Published:Thursday | March 23, 2023 | 1:03 AM
BNTF portfolio manager George Yearwood listens keenly to farmer Alrich Matthew during a recent site visit to the Princess Alice Hospital in Grenada.
BNTF portfolio manager George Yearwood listens keenly to farmer Alrich Matthew during a recent site visit to the Princess Alice Hospital in Grenada.

THE PRINCESS Alice Hospital in Mirabeau, St Andrew’s, Grenada, is to receive a US$400,000-Wastewater Treatment and Recycling Plant featuring an innovative system that uses recycled glass instead of sand.

The system is being funded by the Caribbean Development Bank’s (CDB) Basic Needs Trust Fund (BNTF).

“The proposed system has a combination of technologies that will deliver high-quality water treatment with minimal electricity and operation and maintenance requirements,” said George Yearwood, BNTF portfolio manager.

The project will be executed by BNTF in collaboration with the Windward Islands Research and Education Foundation (WINDREF), the National Water and Sewerage Authority (NAWASA) and the Ministry of Health and Wellness over a 36-month period.

The BNTF is CDB’s flagship poverty reduction programme – working in nine Caribbean countries to respond to the needs of vulnerable communities in the priority areas of water and sanitation, education and livelihoods enhancement, and infrastructural improvements.

The pilot project will install a very low-energy proprietary packaged-type wastewater treatment plant. The filtration system will effectively self-clean the media without human intervention and minimal electricity, which makes it ideal for rural areas. The treatment plant uses activated crushed glass from recycled glass bottles and containers that will transform the wastewater from the hospital into a usable state.

“The recycled wastewater can be used for irrigation year-round by the nearby farmers. This is especially needed during the dry season,” explained Dr Lindonne Telesford, WINDREF research fellow and project coordinator.

The project is expected to increase agricultural production by men and women beneficiary farmers by 15 per cent during each dry season; see a five per cent increase in income for men and women farmers annually; increase treatment of wastewater at Princess Alice Hospital by 75 per cent; and improve access to treated recycled water for 15 community properties.

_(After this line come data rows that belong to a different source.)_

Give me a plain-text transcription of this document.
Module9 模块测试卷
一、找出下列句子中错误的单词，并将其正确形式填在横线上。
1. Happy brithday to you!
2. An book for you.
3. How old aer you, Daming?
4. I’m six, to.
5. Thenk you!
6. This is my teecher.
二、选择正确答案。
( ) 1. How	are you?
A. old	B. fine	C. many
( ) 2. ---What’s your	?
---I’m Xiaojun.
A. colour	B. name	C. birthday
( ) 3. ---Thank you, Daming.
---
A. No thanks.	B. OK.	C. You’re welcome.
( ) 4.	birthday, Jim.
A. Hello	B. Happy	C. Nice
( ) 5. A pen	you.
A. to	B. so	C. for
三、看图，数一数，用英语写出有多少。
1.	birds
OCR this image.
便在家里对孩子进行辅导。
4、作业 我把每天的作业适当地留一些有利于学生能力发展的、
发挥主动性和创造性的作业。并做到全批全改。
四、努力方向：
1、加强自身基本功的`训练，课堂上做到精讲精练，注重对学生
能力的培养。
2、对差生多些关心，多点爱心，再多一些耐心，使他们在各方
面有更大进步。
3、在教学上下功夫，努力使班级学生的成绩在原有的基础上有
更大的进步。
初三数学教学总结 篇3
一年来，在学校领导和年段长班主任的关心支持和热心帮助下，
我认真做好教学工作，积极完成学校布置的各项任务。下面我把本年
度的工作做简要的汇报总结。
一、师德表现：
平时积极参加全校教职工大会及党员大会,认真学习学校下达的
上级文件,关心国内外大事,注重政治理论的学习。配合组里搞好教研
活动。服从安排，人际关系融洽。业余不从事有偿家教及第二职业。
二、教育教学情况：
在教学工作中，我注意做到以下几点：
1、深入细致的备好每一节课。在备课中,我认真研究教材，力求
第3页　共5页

“I was happy to see when we visited that the area for the system has been identified and the stakeholders are on board – the hospital administrators NAWASA and the farmers alike,” noted Yearwood, who was part of the CDB’s delegation that visited Grenada in February.

“This initiative will be very handy for us,” said Alrich Matthew, a farmer who has farmed in the area for over 23 years.

“We do not have enough water to survive efficiently all year. So, we greatly appreciate this project, and we pray it comes on stream as fast as possible,” he added.

The project will also implement a gender responsive education and awareness campaign to bolster support for and build community participation around the pilot. It is expected that NAWASA will maintain the treatment plant after the project is completed.